You’ve mentioned the complicated legal side of web scraping. Could you expand a bit on that?
There has been no direct legislation on web scraping. We closely follow case law and data related regulations and legislation. These, however, are not exhaustive, which makes the entire process quite fraught with challenges.
The case law so far has pointed us in the direction of an understanding that most publicly accessible data is fair game for web scraping. Even that, however, comes with numerous caveats, buts, and ifs. For example, data containing personally-identifying information is very likely to fall under GDPR, so even if it is publicly accessible, its collection would be subject to additional privacy law requirements.
Then come in all the copyright and intellectual property laws and regulations, which, again, may forbid the usage of such materials for commercial purposes without acquiring a license. What falls under copyright law is also quite a complicated subject, making web scraping something akin to navigating a dark maze with lots of traps strewn about.
Recent rulings have stated much of the same as we knew already. Some outlets wrote impressive headlines that all web scraping has been legitimised by the HiQ Labs vs LinkedIn case, but, as our Head of Legal Denas Grybauskas put it, the real result was much milder as this decision essentially said that a certain US computer hacking law couldn’t be applied to cases of web scraping.
There’s really only one best practice – to have a legal professional, or a team of them, on hand at all times. Each new source or idea should be carefully processed and analysed by legal professionals to ensure no potential risks are involved.
We understand how murky and complicated the legal landscape of web scraping is, so we’re doing our best to share everything we know through conferences and providing commentary. We press onwards for more clarity regarding legal matters by promoting the idea of self-regulatory practices.
So, even after all of these risks and difficulties, web scraping is still worthwhile to businesses?
Certainly. In fact, some business models depend upon web scraping for their entire existence. A great example would be various price comparison websites, including travel and hotel fare aggregators, such as trivago. There’s no other way to run such a business other than web scraping. Resource costs would be too intensive if manual data collection was the backbone of the business.
Other businesses significantly improve their decision making through web scraping. Ecommerce and retail companies, for example, frequently employ such practices for pricing and business intelligence. In a sector where competition is incredibly fierce, every bit helps.

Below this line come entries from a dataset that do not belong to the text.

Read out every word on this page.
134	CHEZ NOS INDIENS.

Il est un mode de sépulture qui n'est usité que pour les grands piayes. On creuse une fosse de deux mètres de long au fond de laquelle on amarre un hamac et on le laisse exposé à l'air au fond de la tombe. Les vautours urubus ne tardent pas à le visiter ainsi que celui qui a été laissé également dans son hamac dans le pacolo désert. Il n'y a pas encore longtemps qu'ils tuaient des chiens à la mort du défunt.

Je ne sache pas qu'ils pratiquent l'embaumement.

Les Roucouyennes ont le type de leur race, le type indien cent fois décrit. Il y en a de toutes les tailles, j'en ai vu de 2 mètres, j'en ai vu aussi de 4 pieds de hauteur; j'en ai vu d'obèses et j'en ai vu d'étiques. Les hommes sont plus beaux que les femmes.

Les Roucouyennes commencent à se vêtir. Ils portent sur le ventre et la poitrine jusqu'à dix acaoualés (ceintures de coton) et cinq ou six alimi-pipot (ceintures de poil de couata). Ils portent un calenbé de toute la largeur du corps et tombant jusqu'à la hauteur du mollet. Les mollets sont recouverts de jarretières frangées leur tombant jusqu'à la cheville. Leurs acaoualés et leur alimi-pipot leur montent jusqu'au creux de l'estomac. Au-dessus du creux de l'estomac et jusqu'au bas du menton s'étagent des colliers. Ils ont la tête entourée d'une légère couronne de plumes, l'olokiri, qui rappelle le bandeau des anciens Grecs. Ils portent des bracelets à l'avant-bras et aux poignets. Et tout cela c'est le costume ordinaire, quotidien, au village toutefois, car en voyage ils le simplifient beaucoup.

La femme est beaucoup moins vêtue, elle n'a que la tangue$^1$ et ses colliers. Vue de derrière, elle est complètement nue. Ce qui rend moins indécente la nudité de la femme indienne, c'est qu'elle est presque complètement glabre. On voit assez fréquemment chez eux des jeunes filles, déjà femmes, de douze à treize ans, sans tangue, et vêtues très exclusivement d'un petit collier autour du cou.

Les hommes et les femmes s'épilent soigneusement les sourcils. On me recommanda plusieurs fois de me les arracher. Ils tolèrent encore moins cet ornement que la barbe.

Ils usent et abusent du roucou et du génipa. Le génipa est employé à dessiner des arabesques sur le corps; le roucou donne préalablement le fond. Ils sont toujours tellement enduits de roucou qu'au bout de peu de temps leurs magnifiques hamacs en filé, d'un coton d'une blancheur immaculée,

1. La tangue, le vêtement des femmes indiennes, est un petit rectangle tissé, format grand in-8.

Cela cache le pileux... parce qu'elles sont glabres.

For-profit organisations aren’t the only ones benefiting from web scraping either. There has been a multitude of great uses for web scraping that have turned out to further social good. For example, the Billion Prices Project, a macroeconomic research initiative, used web scraping to collect product pricing data at a huge scale, allowing them to measure inflation.
In the end, web scraping is a tool for public data collection. As data has always been incredibly useful, there’s no reason to believe web scraping is going to disappear any time soon. Our goal at Oxylabs, right now at least, is to further expand the industry through innovation and to bring it closer to complete legitimacy. Everyone should be able to benefit from web scraping without fear.